Rovman Powell talks about dealing with great expectations, his Test ambitions, and wanting to give back to his mother.
That was what Kolkata Knight Riders’ Twitter handle quoted the franchise’s CEO, Venky Mysore, saying during the 2017 IPL auction. Mysore is no stranger to Caribbean cricket talent, with KKR having a sister franchise, Trinbago Knight Riders, in the CPL.
Such sentiments about the exciting young Jamaican were regularly expressed during the 2016 CPL, which Jamaica Tallawahs won. In the Caribbean Super50, Powell couldn’t have timed his eye-catching all-round performances any better – they came in the semi-final and final, just before the IPL auction.
You made your domestic debut in 2015, but it was during the 2016 Super50, when you were playing for the Combined Campuses and Colleges (CCC), that people started taking notice of you, particularly the Jamaica Tallawahs franchise.
Yes, I started playing in Jamaica for a club in St Catherine Parish, and for the last two years I have been a University of West Indies (Mona Campus in Jamaica) scholarship athlete. After that tournament I wasn’t expecting much. But a month before the 2016 CPL draft, representatives from the Tallawahs said they had heard about me and I eventually got picked by them.
Tallawahs coach Paul Nixon told ESPNcricinfo last year that your biggest driving factor currently in cricket is to use the sport as a means to help your mother, who has been the main parent in your life. Can you elaborate on that?
Absolutely, that’s the case. I grew up in a small town in St Catherine, where my mother worked hard to support me. Certainly I see cricket as means where I can express my god-given talents and bring my mother and family out of poverty.
During CPL and at the IPL draft when you were picked, the talk was that you are the next Andre Russell. At this stage of your career, are you intimidated by that comparison or do you embrace it? Also, what is your relationship with Andre like?
I fully embrace the comparison, to be honest. If knowledgeable people in the game believe I have the ability to match up with what Andre has done, considering he is already a world-beater, all I can do is keep improving my game to be at that level. Andre and I are very close and he’s certainly a mentor to me. On tour with West Indies recently, he regularly sent encouraging messages and game tips.
Ignoring all the controversies, how did you find the atmosphere in the West Indies camp during the recent tours to the UAE and Zimbabwe?
As a young player, experiencing what it’s like to be around the senior West Indies team was an eye-opener. We have a lot of talented youngsters and if we can grow together, I believe we all have great futures ahead of us for the West Indies team.
Would it help yourself and other young players in the team to have experienced players around?
I’m not too worried about whether the team is made up of seniors or youngsters or what composition. All I can do, if the selectors pick me again, is continue improving and translating my domestic form onto the international stage.

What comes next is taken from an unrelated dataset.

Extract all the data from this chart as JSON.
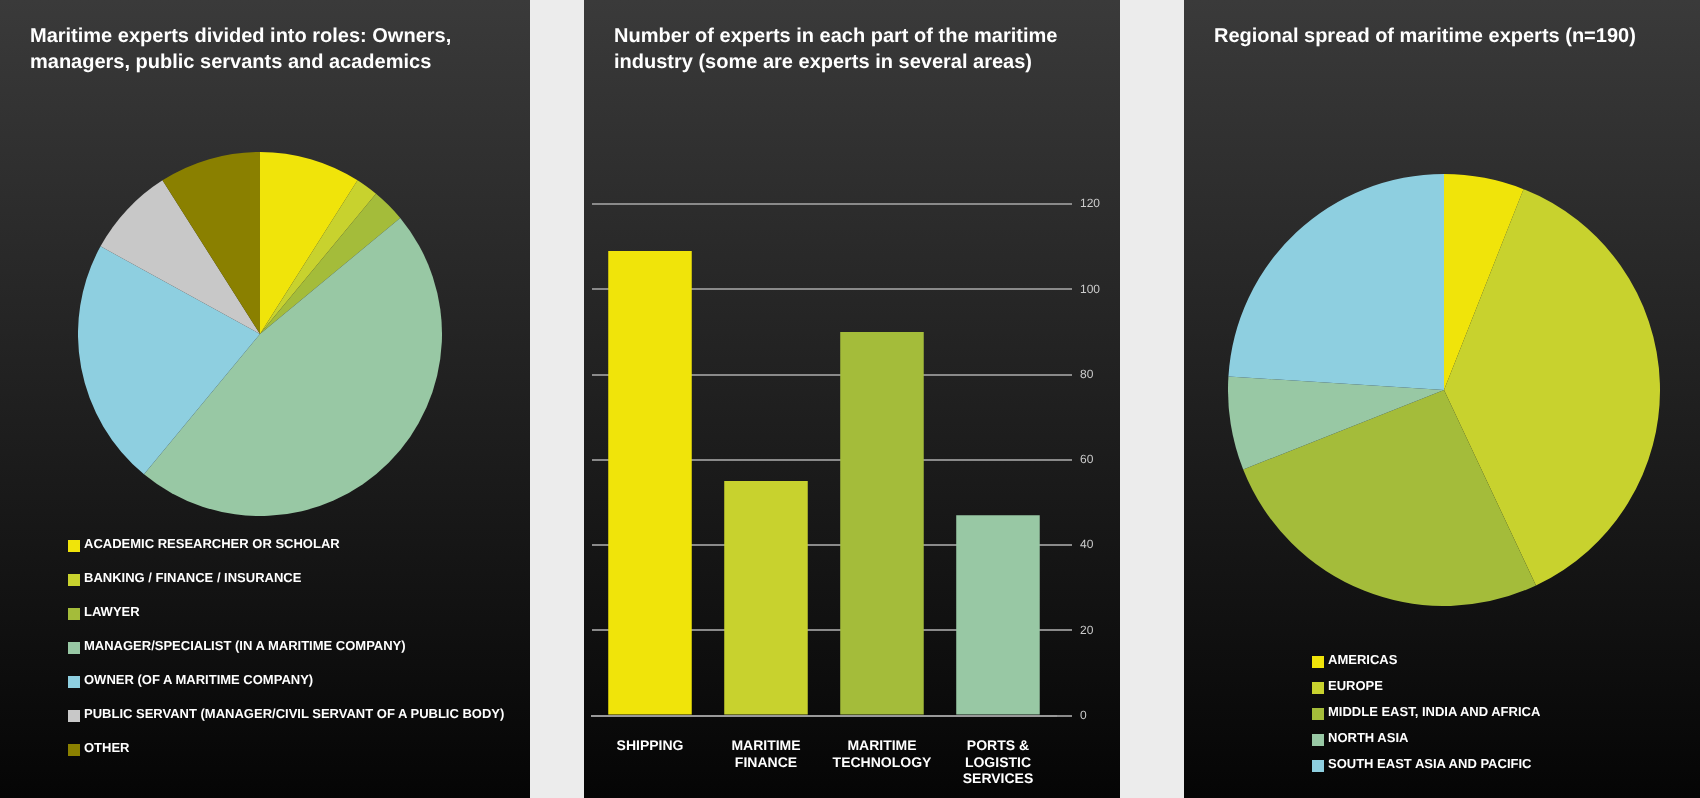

Tell us about your semi-final performance versus defending champions Trinidad & Tobago, where you produced both your best batting and your best bowling performance so far in domestic cricket.
In that game our openers and Blackwood gave us a brilliant start. I just went out there with about 15 overs to go and just decided to express myself, since it was clear the pitch was excellent for batting.
Did you think the Trinidad & Tobago bowlers bowled to your strengths?
Probably a combination of both. You look at world cricket these days and we, the Caribbean, probably lead the world in this, which is why we are T20 world champions – it’s very difficult for bowlers in the shorter formats to restrict power-hitters. That is type of player, as a batsman, I’m trying to be.
Having taken your first career five-wicket haul, do you feel going forward at international level that your bowling is a reliable fourth- or fifth-choice option?
Right now I would say my bowling is still a work in progress. I’ve been regularly working with Jamaica coach Robert Samuels to improve all aspects of my bowling.
In the final, it seemed for a while – especially during your partnerships with Jerome Taylor and captain Nikita Miller – that you were potentially about to play a great one-man rescue innings, similar to what Marcus Stoinis also almost did for Australia versus New Zealand last month.
Honestly I felt confident at the time. Always thought that if those guys were able to stay with me for a little bit more, I could have played an innings to help Jamaica win. But that is cricket, and winning the final wasn’t meant for us.
A big aim for West Indies in one-day cricket for the remainder of 2017 is to qualify automatically for the 2019 World Cup by the September 30 cutoff date. What are your personal goals for 2017?
I’m a lover of cricket and certainly always wanted to play Test cricket for West Indies growing up. So far, I’ve been selected in the limited-overs formats, so I hope to use it as a stepping stone to eventually playing Tests and, of course, help the team achieve the World cup qualification objective.